What is particularly revealing is where the variation lies. Differences among teachers are far greater than those between schools or lesson moments. In other words, classroom management language is mainly a teacher-level characteristic. It reflects relatively stable patterns in how individual teachers interact with pupils. Rather than being driven primarily by context or by particularly difficult classes, it is influenced by the teacher.
Experience also plays a role. Early-career teachers tend to use more behavioural language and more reprimands than their more experienced colleagues. This is not surprising. Beginning teachers are still developing routines and learning how to regulate classroom dynamics efficiently. With experience, teachers appear to shift towards language that is more instrumental and less emotionally charged. Even if the overall amount of management talk does not necessarily decline, the style changes.

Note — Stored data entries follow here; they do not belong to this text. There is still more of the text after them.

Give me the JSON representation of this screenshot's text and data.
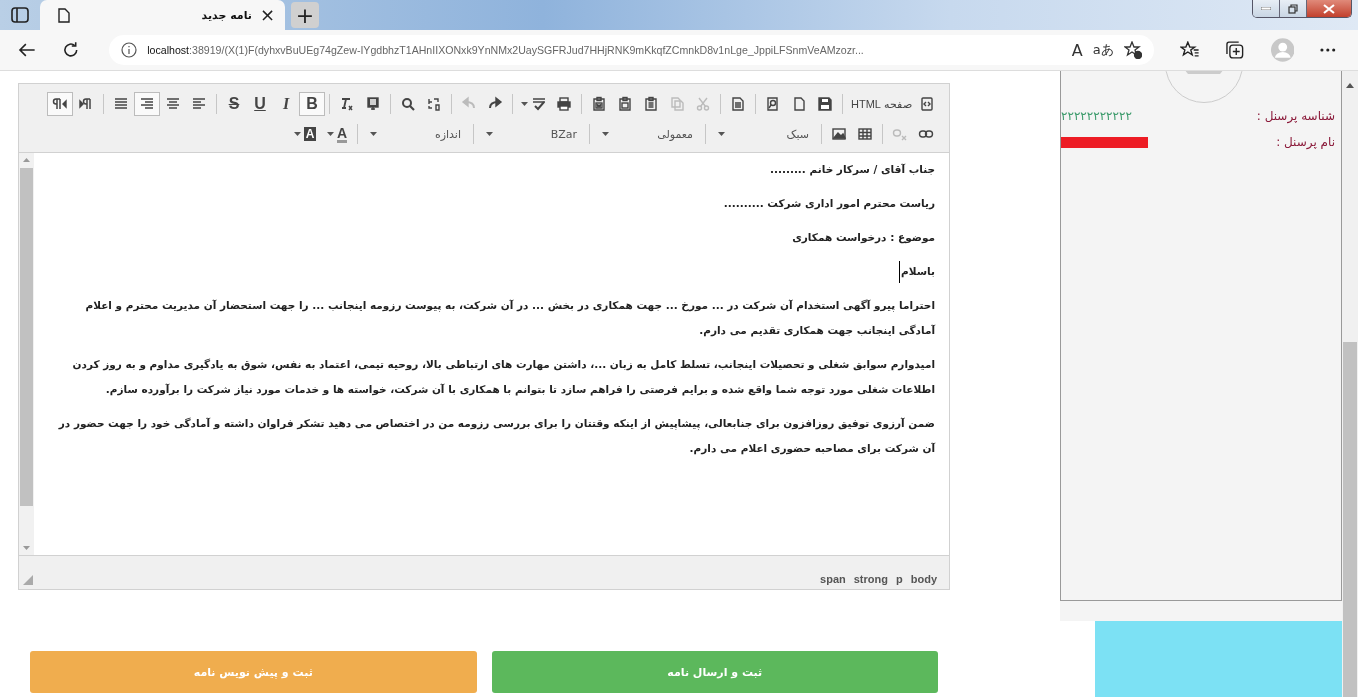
{
  "browser": {
    "tab": {
      "title": "نامه جدید",
      "close": "×"
    },
    "new_tab": "+",
    "address": {
      "host": "localhost",
      "path": ":38919/(X(1)F(dyhxvBuUEg74gZew-IYgdbhzT1AHnIIXONxk9YnNMx2UaySGFRJud7HHjRNK9mKkqfZCmnkD8v1nLge_JppiLFSnmVeAMzozr..."
    },
    "read_aloud": "A",
    "translate": "aあ"
  },
  "editor": {
    "toolbar": {
      "row_1": [
        {
          "kind": "labeled",
          "label": "صفحه HTML",
          "selected": false,
          "disabled": false
        },
        {
          "kind": "separator"
        },
        {
          "kind": "icon",
          "selected": false,
          "disabled": false
        },
        {
          "kind": "icon",
          "selected": false,
          "disabled": false
        },
        {
          "kind": "icon",
          "selected": false,
          "disabled": false
        },
        {
          "kind": "separator"
        },
        {
          "kind": "icon",
          "selected": false,
          "disabled": false
        },
        {
          "kind": "separator"
        },
        {
          "kind": "icon",
          "selected": false,
          "disabled": true
        },
        {
          "kind": "icon",
          "selected": false,
          "disabled": true
        },
        {
          "kind": "icon",
          "selected": false,
          "disabled": false
        },
        {
          "kind": "icon",
          "selected": false,
          "disabled": false
        },
        {
          "kind": "icon",
          "selected": false,
          "disabled": false
        },
        {
          "kind": "separator"
        },
        {
          "kind": "icon",
          "selected": false,
          "disabled": false
        },
        {
          "kind": "iconmenu",
          "selected": false,
          "disabled": false
        },
        {
          "kind": "separator"
        },
        {
          "kind": "icon",
          "selected": false,
          "disabled": false
        },
        {
          "kind": "icon",
          "selected": false,
          "disabled": true
        },
        {
          "kind": "separator"
        },
        {
          "kind": "icon",
          "selected": false,
          "disabled": false
        },
        {
          "kind": "icon",
          "selected": false,
          "disabled": false
        },
        {
          "kind": "separator"
        },
        {
          "kind": "icon",
          "selected": false,
          "disabled": false
        },
        {
          "kind": "icon",
          "selected": false,
          "disabled": false
        },
        {
          "kind": "separator"
        },
        {
          "kind": "glyph",
          "glyph": "B",
          "selected": true,
          "disabled": false
        },
        {
          "kind": "glyph",
          "glyph": "I",
          "selected": false,
          "disabled": false
        },
        {
          "kind": "glyph",
          "glyph": "U",
          "selected": false,
          "disabled": false
        },
        {
          "kind": "glyph",
          "glyph": "S",
          "selected": false,
          "disabled": false
        },
        {
          "kind": "separator"
        },
        {
          "kind": "icon",
          "selected": false,
          "disabled": false
        },
        {
          "kind": "icon",
          "selected": false,
          "disabled": false
        },
        {
          "kind": "icon",
          "selected": true,
          "disabled": false
        },
        {
          "kind": "icon",
          "selected": false,
          "disabled": false
        },
        {
          "kind": "separator"
        },
        {
          "kind": "icon",
          "selected": false,
          "disabled": false
        },
        {
          "kind": "icon",
          "selected": true,
          "disabled": false
        }
      ],
      "row_2": [
        {
          "kind": "icon",
          "selected": false,
          "disabled": false
        },
        {
          "kind": "icon",
          "selected": false,
          "disabled": true
        },
        {
          "kind": "separator"
        },
        {
          "kind": "icon",
          "selected": false,
          "disabled": false
        },
        {
          "kind": "icon",
          "selected": false,
          "disabled": false
        },
        {
          "kind": "separator"
        },
        {
          "kind": "dropdown",
          "label": "سبک"
        },
        {
          "kind": "separator"
        },
        {
          "kind": "dropdown",
          "label": "معمولی"
        },
        {
          "kind": "separator"
        },
        {
          "kind": "dropdown",
          "label": "BZar"
        },
        {
          "kind": "separator"
        },
        {
          "kind": "dropdown",
          "label": "اندازه"
        },
        {
          "kind": "separator"
        },
        {
          "kind": "fgcolor",
          "glyph": "A",
          "selected": false,
          "disabled": false
        },
        {
          "kind": "bgcolor",
          "glyph": "A",
          "selected": false,
          "disabled": false
        }
      ]
    },
    "paragraphs": [
      {
        "text": "جناب آقای / سرکار خانم .........",
        "cursor": false
      },
      {
        "text": "ریاست محترم امور اداری شرکت ..........",
        "cursor": false
      },
      {
        "text": "موضوع : درخواست همکاری",
        "cursor": false
      },
      {
        "text": "باسلام",
        "cursor": true
      },
      {
        "text": "احتراما پیرو آگهی استخدام آن شرکت در ... مورخ ... جهت همکاری در بخش ... در آن شرکت، به پیوست رزومه اینجانب ... را جهت استحضار آن مدیریت محترم و اعلام آمادگی اینجانب جهت همکاری تقدیم می دارم.",
        "cursor": false
      },
      {
        "text": "امیدوارم سوابق شغلی و تحصیلات اینجانب، تسلط کامل به زبان ...، داشتن مهارت های ارتباطی بالا، روحیه تیمی، اعتماد به نفس، شوق به یادگیری مداوم و به روز کردن اطلاعات شغلی مورد توجه شما واقع شده و برایم فرصتی را فراهم سازد تا بتوانم با همکاری با آن شرکت، خواسته ها و خدمات مورد نیاز شرکت را برآورده سازم.",
        "cursor": false
      },
      {
        "text": "ضمن آرزوی توفیق روزافزون برای جنابعالی، پیشاپیش از اینکه وقتتان را برای بررسی رزومه من در اختصاص می دهید تشکر فراوان داشته و آمادگی خود را جهت حضور در آن شرکت برای مصاحبه حضوری اعلام می دارم.",
        "cursor": false
      }
    ],
    "element_path": [
      "body",
      "p",
      "strong",
      "span"
    ]
  },
  "buttons": [
    {
      "label": "ثبت و ارسال نامه",
      "color": "#5cb85c"
    },
    {
      "label": "ثبت و پیش نویس نامه",
      "color": "#f0ad4e"
    }
  ],
  "profile": {
    "fields": [
      {
        "label": "شناسه پرسنل :",
        "value": "۲۲۲۲۲۲۲۲۲۲۲"
      },
      {
        "label": "نام پرسنل :"
      }
    ]
  }
}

The study also raises uncomfortable but important equity issues. Classrooms with higher proportions of pupils of colour showed higher levels of language associated with exclusionary discipline, even when controlling for other factors. This suggests that structural patterns of inequality may already be visible in everyday classroom talk. Such patterns appear long before formal disciplinary measures come into play.
Crucially, the findings should not be interpreted as a simple judgement that “more classroom management talk is bad”. Well-organised lessons inevitably contain many small corrections and cues. The key issue is not quantity alone, but the type and tone of language used and how it accumulates over time. Light-touch guidance is very different from repeated public reprimands or threats of punishment.
What makes this study particularly valuable is its methodological approach. By analysing what teachers actually say, rather than what they report doing or what observers summarise afterwards, it opens a new window on classroom practice. It allows us to see patterns that are normally invisible. We can talk about classroom management in much more concrete terms.
For teacher education and professional development, this offers an interesting direction. Instead of promoting abstract models of discipline or behaviour management, we can begin by helping teachers reflect on their own interaction patterns: how often they intervene, how they phrase corrections, and how their language shapes the classroom climate. Classroom management then becomes not only a matter of rules and routines, but also of everyday words.
In that sense, this research reminds us that classroom order is not created solely by policies, but by thousands of small utterances that together define what learning feels like for pupils.